Sarah Ortegon (17:18):

Yeah. Yeah. I wouldn't know some history of the Basque people. I know that they were involved in World War II, I believe, and were bombed by Hitler. And some other things that I know that they were sheep herders. But as of today, I don't know what their fight is. I don't know how it's changed or evolved.

Emy Romero (17:41):

Right. You just don't have that historical context. So what are your plans for the future?

Sarah Ortegon (17:47):

So after I have my baby, I am planning on dancing again. In 2020, I performed in New York with Jeffrey Gibson. He's a Choctaw artist. And so he's having me come out to New Mexico to perform again. So I know that, that's on my radar. And then also I have assisted in a large scale piece in Lafayette, Colorado. It's in the running. We're one of the last three competitors. And if we're chosen, then we will have a large scale piece made in Lafayette.
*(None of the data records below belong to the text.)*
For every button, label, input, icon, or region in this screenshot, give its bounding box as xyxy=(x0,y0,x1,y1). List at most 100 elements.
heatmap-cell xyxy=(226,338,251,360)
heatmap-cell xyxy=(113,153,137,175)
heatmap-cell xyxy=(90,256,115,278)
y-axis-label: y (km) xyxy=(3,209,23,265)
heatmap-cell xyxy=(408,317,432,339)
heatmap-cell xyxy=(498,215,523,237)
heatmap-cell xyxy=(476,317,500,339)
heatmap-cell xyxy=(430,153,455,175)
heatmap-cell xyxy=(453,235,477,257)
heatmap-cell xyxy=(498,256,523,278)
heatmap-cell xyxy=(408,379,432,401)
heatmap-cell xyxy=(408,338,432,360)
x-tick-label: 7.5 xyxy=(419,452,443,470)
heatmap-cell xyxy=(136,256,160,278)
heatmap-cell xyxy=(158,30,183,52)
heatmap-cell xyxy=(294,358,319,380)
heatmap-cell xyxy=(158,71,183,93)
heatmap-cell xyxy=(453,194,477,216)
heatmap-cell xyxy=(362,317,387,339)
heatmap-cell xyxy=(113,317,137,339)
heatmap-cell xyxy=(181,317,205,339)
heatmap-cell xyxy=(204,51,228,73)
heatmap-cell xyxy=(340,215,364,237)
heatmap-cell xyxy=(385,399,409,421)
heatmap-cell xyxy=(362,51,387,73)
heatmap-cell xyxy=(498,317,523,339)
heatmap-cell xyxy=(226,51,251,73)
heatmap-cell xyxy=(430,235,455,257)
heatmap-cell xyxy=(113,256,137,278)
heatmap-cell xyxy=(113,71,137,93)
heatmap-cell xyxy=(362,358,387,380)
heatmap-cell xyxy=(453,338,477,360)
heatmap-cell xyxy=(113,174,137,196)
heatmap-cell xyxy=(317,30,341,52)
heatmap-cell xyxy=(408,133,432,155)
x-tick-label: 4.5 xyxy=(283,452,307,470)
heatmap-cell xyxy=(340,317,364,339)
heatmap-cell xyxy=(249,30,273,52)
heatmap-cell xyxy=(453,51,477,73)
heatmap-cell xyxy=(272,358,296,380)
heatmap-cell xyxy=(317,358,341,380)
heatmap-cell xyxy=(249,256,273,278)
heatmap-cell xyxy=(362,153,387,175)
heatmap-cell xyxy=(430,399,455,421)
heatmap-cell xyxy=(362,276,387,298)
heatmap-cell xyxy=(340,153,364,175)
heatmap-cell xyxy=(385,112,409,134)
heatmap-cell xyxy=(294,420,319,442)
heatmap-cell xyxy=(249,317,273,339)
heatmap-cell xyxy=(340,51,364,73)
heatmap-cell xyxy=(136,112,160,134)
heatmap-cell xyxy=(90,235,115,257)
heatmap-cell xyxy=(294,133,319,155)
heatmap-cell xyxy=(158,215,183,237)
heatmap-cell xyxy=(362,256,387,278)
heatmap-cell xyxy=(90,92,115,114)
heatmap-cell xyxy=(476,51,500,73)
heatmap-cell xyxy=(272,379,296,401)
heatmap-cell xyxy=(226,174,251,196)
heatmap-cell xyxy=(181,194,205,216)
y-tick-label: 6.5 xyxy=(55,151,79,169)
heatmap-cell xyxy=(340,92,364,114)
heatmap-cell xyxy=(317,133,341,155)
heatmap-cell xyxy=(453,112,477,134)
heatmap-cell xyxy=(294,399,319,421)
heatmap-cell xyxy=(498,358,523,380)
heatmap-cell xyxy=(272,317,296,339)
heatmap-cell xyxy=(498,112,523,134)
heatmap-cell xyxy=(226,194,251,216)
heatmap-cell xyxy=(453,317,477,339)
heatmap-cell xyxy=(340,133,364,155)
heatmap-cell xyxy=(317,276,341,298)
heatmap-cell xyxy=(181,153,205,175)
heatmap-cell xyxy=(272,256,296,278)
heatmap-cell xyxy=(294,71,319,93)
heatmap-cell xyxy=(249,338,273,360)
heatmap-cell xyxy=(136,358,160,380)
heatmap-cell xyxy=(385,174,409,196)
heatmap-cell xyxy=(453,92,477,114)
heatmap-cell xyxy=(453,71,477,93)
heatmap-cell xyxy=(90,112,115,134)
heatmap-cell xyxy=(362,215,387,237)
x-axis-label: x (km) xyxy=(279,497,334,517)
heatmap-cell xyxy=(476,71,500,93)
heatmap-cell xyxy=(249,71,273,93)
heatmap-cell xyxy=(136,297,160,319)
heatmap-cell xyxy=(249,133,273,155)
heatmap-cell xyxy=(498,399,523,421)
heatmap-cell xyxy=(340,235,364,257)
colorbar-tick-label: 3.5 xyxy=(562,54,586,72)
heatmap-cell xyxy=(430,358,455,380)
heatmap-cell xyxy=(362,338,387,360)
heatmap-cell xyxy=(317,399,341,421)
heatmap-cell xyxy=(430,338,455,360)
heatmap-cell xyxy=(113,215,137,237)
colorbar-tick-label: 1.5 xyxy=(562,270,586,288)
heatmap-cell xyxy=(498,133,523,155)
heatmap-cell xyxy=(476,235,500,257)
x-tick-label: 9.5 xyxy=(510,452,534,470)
It's a large sculpture, but I'm not sure if it's going to be accepted or not. I just helped with the design along the wall. And in that design, I brought to the forefront, history and how the Arapaho people are involved in that area. And the bison massacre is also sort of a portion of a little bit of what I show within the design. So I'm waiting to hear back on that.
And also in Washington, D.C., the National Women's Art Museum. I'm one of five that could possibly be chosen to be shown for a 2024 exhibition. So again, I'm just kind of waiting to hear back. But in the meantime, I'm making a cradle board for my baby. And I think that, that's art. I also am painting and stuff whenever I have free time as well.

Emy Romero (19:21):

Yeah. You're a busy lady. Oh my God. Well, it's been great talking to you today, Sarah.